If there is to be a filibuster, make it a real filibuster
If there is to be a filibuster, make it a real filibuster
While many U.S. senators are uneasy about the federal government committing billions of dollars for loans to struggling U.S. automakers, a majority recognizes that the alternative would be a disaster.
Wednesday, while the House was working toward assumed passage of a plan, Senate Minority Leader Mitch McConnell, R-Ky., predicted that the legislation would need 60 votes, not 51, to pass in the Senate, because some members of his party were planning a filibuster.
Senate Majority Leader Harry Reid, D-Nev., should make it clear that if there is a filibuster, it will have to be an old-fashioned one, where those who oppose passage actually have to take to the Senate floor and continue speaking to keep a vote from being held.
Quick and easy filibusters
Filibusters have become sanitized affairs, that end quickly when it becomes clear that the majority party does not have the 60 votes necessary for cloture (a motion to limit debate and call the question for a simple majority vote). The Republicans have already conducted 97 such nearly painless filibusters in the 110th Congress.
Help for the auto industry has become a largely partisan battle, one in which most Democrats support help for the domestic auto industry while most of the opposition comes from Republicans. A laudable exception is Ohio’s George V. Voinovich.
Those Republicans who feel strongly enough about the issue to threaten a filibuster apparently include Sens. Richard Shelby, R-Ala.; John Ensign, R-Nev.; Jim DeMint, R-S.C.; David Vitter, R-La. and Tom Coburn, R-Ok. They are a mixture purists who see a bailout as an affront to free enterprise and good old boys who are more concerned about the foreign car makers with plants in their southern states than they are about Detroit.
So let them filibuster. It’s not as tough as it was in the old days, when, for instance, South Carolina’s Strom Thurmond set the record, speaking more than 24 hours straight against the Civil Rights Act of 1957. The senators can share filibuster duty, as long as they abide by certain rules, and until 60 senators vote to shut them up, nothing else gets done on the floor of the Senate.
So let them talk for a day, a week or two weeks. Make them talk.
And if they are still talking when General Motors throws up its hands and goes into bankruptcy court — which for a number of reasons it might well do before the end of the calendar year if help isn’t forthcoming — the nation will be able to look at those senators who blocked the legislation and know who to thank.
Who will care?
Workers at auto parts suppliers in each of the 48 contiguous states will know who to thank when their plants start closing. Along Main Streets in all 50 states, people will know who to thank when hundreds of auto dealerships are boarded-up. Teamsters will know who to thank when trucking companies go out of business. The voters will know who to thank as they see GM pensions shifted to the Pension Benefit Guarantee Corp. Doctors, dentists and hospitals will know who to thank when their bills are no longer paid by GM health insurance. Banks and credit card companies will know who to thank for their uncollectable debt. Realtors will know who to thank when even more home foreclosures make a bad real estate market worse. Charities will know who to thank when donations dry up. And Republican and Democratic local politicians will know who to thank when tax receipts drop and they have to cut services.

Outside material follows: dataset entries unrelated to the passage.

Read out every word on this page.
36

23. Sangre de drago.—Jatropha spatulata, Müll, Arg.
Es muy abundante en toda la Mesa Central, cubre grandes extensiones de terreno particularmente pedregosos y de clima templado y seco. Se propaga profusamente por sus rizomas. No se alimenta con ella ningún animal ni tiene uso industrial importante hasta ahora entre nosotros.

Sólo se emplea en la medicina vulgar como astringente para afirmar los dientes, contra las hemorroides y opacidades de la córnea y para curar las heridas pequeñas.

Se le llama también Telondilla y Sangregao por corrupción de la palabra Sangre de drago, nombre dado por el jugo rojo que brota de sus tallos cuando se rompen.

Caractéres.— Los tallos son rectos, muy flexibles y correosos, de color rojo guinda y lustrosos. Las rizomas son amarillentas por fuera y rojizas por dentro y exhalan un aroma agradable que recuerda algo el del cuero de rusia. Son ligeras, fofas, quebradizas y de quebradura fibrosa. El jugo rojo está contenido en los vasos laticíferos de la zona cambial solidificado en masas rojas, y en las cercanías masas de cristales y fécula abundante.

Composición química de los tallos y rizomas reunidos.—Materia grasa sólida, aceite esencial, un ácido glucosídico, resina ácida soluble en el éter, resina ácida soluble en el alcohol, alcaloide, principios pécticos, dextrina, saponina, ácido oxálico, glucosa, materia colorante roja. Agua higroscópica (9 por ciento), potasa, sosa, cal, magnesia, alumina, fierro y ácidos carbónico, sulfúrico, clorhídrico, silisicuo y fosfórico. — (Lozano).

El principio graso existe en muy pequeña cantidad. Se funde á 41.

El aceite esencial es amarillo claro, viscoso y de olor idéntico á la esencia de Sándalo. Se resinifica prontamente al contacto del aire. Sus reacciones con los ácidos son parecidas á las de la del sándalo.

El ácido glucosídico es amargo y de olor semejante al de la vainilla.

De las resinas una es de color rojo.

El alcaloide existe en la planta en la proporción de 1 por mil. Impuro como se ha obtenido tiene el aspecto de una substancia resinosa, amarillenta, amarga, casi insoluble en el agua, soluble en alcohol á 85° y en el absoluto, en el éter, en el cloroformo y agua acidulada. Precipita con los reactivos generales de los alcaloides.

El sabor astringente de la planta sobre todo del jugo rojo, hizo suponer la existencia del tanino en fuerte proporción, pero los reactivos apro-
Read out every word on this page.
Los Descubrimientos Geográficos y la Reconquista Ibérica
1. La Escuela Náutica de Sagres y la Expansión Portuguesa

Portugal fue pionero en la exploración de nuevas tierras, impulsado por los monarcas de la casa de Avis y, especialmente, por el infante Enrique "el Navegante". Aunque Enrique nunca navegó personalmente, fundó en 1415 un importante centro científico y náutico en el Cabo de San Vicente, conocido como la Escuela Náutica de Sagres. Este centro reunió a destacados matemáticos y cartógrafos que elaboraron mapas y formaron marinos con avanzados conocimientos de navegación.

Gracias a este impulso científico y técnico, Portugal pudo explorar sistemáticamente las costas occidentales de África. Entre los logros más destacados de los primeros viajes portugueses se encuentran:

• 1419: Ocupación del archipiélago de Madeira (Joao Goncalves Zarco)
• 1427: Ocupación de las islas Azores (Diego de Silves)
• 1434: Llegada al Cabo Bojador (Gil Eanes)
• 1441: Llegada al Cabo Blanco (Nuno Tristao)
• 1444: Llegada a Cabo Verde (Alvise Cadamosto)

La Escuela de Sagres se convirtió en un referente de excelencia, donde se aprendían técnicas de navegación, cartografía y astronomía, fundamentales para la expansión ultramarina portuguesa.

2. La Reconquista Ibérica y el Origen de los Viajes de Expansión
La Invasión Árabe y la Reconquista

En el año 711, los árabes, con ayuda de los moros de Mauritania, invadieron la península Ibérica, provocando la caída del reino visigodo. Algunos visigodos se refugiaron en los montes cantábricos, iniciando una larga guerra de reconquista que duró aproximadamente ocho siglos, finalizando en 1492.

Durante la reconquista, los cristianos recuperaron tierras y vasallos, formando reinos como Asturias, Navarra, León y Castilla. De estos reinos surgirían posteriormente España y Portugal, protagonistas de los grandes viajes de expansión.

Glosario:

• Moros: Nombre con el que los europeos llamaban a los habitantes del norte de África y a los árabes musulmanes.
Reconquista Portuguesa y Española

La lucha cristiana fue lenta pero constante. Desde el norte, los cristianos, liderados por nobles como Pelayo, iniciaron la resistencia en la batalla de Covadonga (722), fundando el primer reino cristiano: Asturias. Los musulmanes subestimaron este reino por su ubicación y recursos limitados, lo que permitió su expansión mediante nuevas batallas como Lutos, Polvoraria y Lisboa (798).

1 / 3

If a handful of Republicans want to launch a filibuster against this bill and if enough of their fellow Republicans hold the line with them and don’t support cloture, so be it.
Today, public opinion is marginally against a bailout of the auto industry — though not as strongly opposed as polls showed people to be against bailouts for the banking industry.
Frankly, most people hear “bailout” and they’re against it; they don’t think through the possible ramifications of inaction. The thinking is supposed to be done by their representatives; that’s the nature of a republic, as opposed to a pure democracy.
If some Republicans are convinced that helping the U.S. auto industry is a horrible idea — some of them blithely suggest bankruptcy as if that’s the best thing a company can do — let them demonstrate the depth of their convictions. Let them stand on the Senate floor and talk until Detroit’s Big Three are reduced to the Big Two or the Big One or the Big None.
Then the voters can decide who had the better idea: throw Detroit a lifeline or let it drown.